Chaque mois le CDES vous propose dans Jurisport l’expression d’un point de vue sur un sujet d’actualité du secteur du sport !
Pour ce numéro, retrouvez Jean-Pierre Karaquillo, professeur émérite de l’Université de Limoges.
La spécificité du droit du sport : un besoin de précisions
La spécificité du droit du sport est devenue une évidence. Elle doit pourtant être précisée pour en mesurer la portée.
Les auteurs, économistes, gestionnaires, juristes, sociologues… qui réfléchissent à la régulation de l’activité sportive savent qu’elle est une activité sociale singulière dans son organisation, son fonctionnement et sa pratique qui s’inscrivent au sein d’entités juridiques sportives nationales rattachées tout à la fois à des entités juridiques sportives internationales et aux États de leur siège social. Aussi, est-il cohérent et pas surprenant que, par lucidité ou opportunité politique, plusieurs États, interventionnistes dans le secteur des activités sportives, ouvrent leur droit positif aux préoccupations et aux exigences régulatrices du mouvement sportif. Ils contribuent alors à la promotion d’un droit du sport affichant, assidûment, sur divers thèmes, son originalité en écartant « le droit applicable à tous ». Le foisonnement de textes français relatifs exclusivement au sport tels que les dispositifs législatifs et réglementaires sur les sociétés sportives, les agents sportifs, les contrats de travail à durée déterminée de sportifs et d’entraîneurs professionnels, les actes administratifs, en portent témoignages. Et cette tendance est, parallèlement, renforcée par des jurisprudences du Conseil d’État et de la Cour de cassation qui, progressivement, par des mécanismes appropriés, « aménagent » un droit seulement applicable au sport.

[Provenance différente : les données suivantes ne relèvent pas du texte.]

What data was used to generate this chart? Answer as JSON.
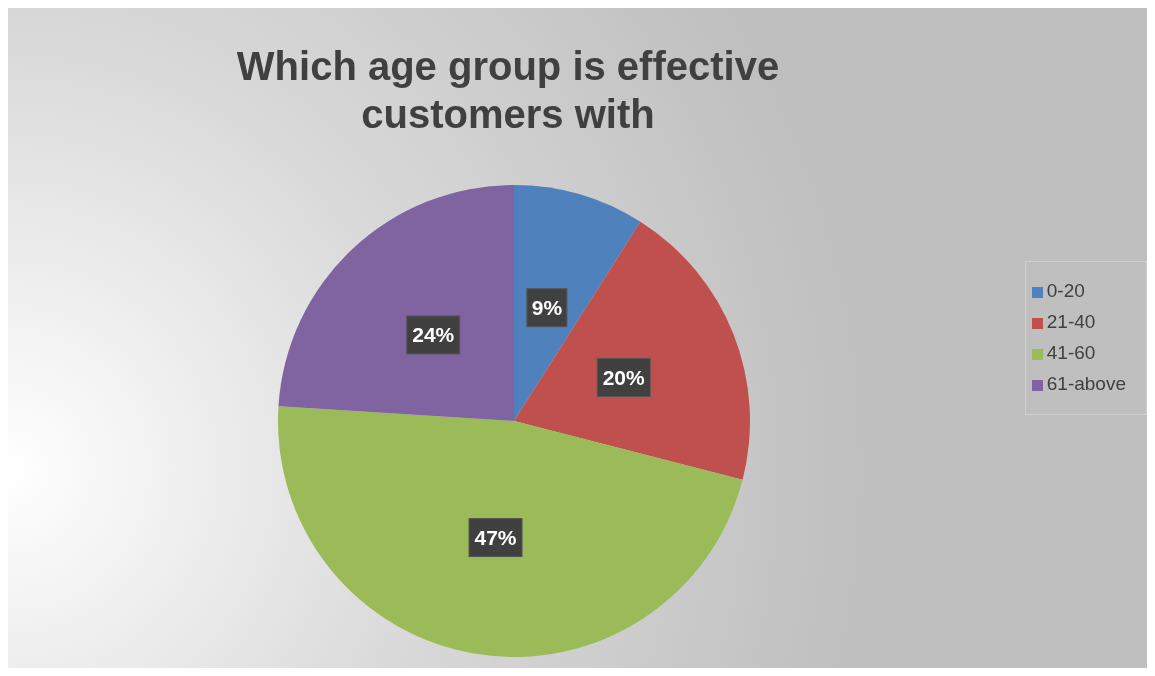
{
  "chart_data": {
    "type": "pie",
    "title": "Which age group is effective customers with",
    "categories": [
      "0-20",
      "21-40",
      "41-60",
      "61-above"
    ],
    "values": [
      9,
      20,
      47,
      24
    ],
    "colors": [
      "#4f81bd",
      "#c0504d",
      "#9bbb59",
      "#8064a2"
    ],
    "value_labels": [
      "9%",
      "20%",
      "47%",
      "24%"
    ],
    "legend": "right"
  }
}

Toutefois, cette spécificité n’est pas sans précédent. Elle est classique. Elle est dans la mouvance de l’évolution du droit issu des autorités publiques avec le pullulement de nouvelles branches « du droit officiel ». À vrai dire, il s’agit de régulations juridiques spéciales – de « statuts spéciaux » dérogeant, totalement ou partiellement, aux régulations juridiques générales – aux « statuts généraux » (des contrats de la responsabilité civile, des actes administratifs, etc.) produits du « droit officiel » qui participent au développement constant des droits d’État spécifiques qui émergent avec continuité puissamment en étant l’objet d’études et de formations1.
Mais les racines de la spécificité du droit du sport se greffent, aussi, sur plus inhabituel et impression- nant : une organisation, un fonctionnement, une pratique des activités sportives transnationale, universelle, dont le maintien repose sur l’existence et l’effectivité d’un agglomérat de règles « construites » par les communautés sportives internationales et relayées par les mouvements sportifs nationaux. La spécificité de ce droit, de cette lex sportiva révèle l’identité du sport planétaire institutionnalisé. Elle lui est inhérente. Sa portée est considérable, d’autant qu’au cœur de cette lex sportiva il y a l’empreinte de principes généraux : le monopole, la solidarité du secteur professionnel/amateur, l’équilibre et l’équité des compétitions, la loyauté, la sincérité… qui constituent son ordre public incontournable dont le respect conditionne la survie du modèle sportif transnational.
À titre d’exemples récents, le droit animalier et le droit équin. L’Institut du droit équin (installé à l’université de Limoges) vient d’ailleurs d’organiser un colloque sur le thème : « Cheval et droit : quelles spécificités ? ».